20 QUESTIONS
- Were the first wood fired object(s) that caught your attention in a photograph or “in person”? How did you respond?
- Was your interest about the process aroused by a firing you experienced, by an object or objects, or by some other means?
- What experiences and events kindled your persistence and have maintained your curiosity about the practice?
- Do you distinguish between “wood fired aesthetics” and the aesthetics of any other ceramics genre? If so, how? Why?
- How would you characterize the development of your appreciation of wood firing? (Were you immediately/helplessly, “hooked,” or did the process sneak up on you? Have you had a consistent or on-again, off-again relationship to the process?
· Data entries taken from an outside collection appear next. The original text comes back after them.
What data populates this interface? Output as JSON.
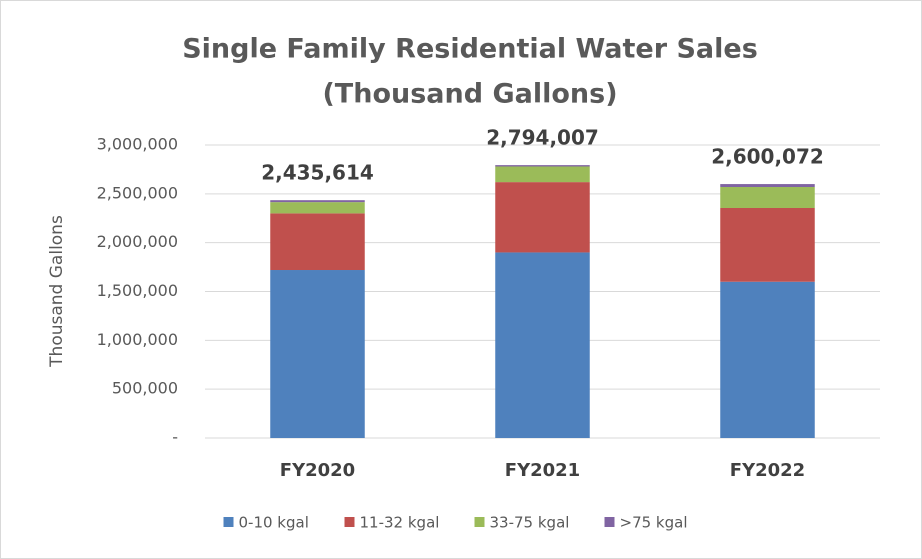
{
  "chart_data": {
    "type": "stacked_bar",
    "title": "Single Family Residential Water Sales",
    "subtitle": "(Thousand  Gallons)",
    "y_label": "Thousand Gallons",
    "categories": [
      "FY2020",
      "FY2021",
      "FY2022"
    ],
    "series": [
      {
        "name": "0-10 kgal",
        "color": "#4f81bd",
        "values": [
          1720000,
          1900000,
          1600000
        ]
      },
      {
        "name": "11-32 kgal",
        "color": "#c0504d",
        "values": [
          580000,
          720000,
          755000
        ]
      },
      {
        "name": "33-75 kgal",
        "color": "#9bbb59",
        "values": [
          115000,
          160000,
          215000
        ]
      },
      {
        "name": ">75 kgal",
        "color": "#8064a2",
        "values": [
          20000,
          14000,
          30000
        ]
      }
    ],
    "totals": [
      2435614,
      2794007,
      2600072
    ],
    "value_labels": [
      "2,435,614",
      "2,794,007",
      "2,600,072"
    ],
    "ylim": [
      0,
      3000000
    ],
    "yticks": [
      {
        "value": 0,
        "label": "-"
      },
      {
        "value": 500000,
        "label": "500,000"
      },
      {
        "value": 1000000,
        "label": "1,000,000"
      },
      {
        "value": 1500000,
        "label": "1,500,000"
      },
      {
        "value": 2000000,
        "label": "2,000,000"
      },
      {
        "value": 2500000,
        "label": "2,500,000"
      },
      {
        "value": 3000000,
        "label": "3,000,000"
      }
    ],
    "grid": true,
    "legend": "bottom"
  }
}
- When did you realize having your own kiln would be inevitable?
- When did you realize that firing with others in a variety of kilns could be preferable or necessary to having a kiln of your own?
- What have communal firings taught you about communal firings?
- Have your observations of other peoples’ work affected what you make, either consciously or unconsciously?
- In the spectrum of “wood fired aesthetics ” – from anagama firebox pieces with aggressively hostile surfaces, to objects that reveal little or no evidence of having come from a wood firing – where do you see your own work? How has that changed over time, if it has?
- To what degree has your reading affected what you make or how you fire?
- How important is “efficient firing” to your practice?
- What are your thoughts about why wood firing is experiencing a renaissance?
- To what degree do you pre-visualize how pieces “should” look when they come from the kiln?
- Chance. Angelic? Demonic? How do you regard chance when you fire? (Or when you don’t fire.)
- What kind of relationship do you have with “variables” – clays, glazes, wood types, kiln designs, stacking patterns, firing protocols? How curious are you about understanding and manipulating these factors?
- Regarding the history of wood firing, would you say contemporary practitioners have made “progress” or are simply accomplishing differently what was discovered hundreds of years ago?
- As to sales, do you consider wood fired work to constitute a niche market or is it becoming more fully integrated with other ceramic genres?
- What have you learned in the past year that will affect your future firings? [Mine is to loosely pack the flue openings with wood. They burn away at 500F, and heat up the back of the kiln before they vanish. Green wood lasts longest and may work even better for you.]
- What are your most persistent challenges as a wood firer? How have you learned to accommodate to, bypass or surpass them?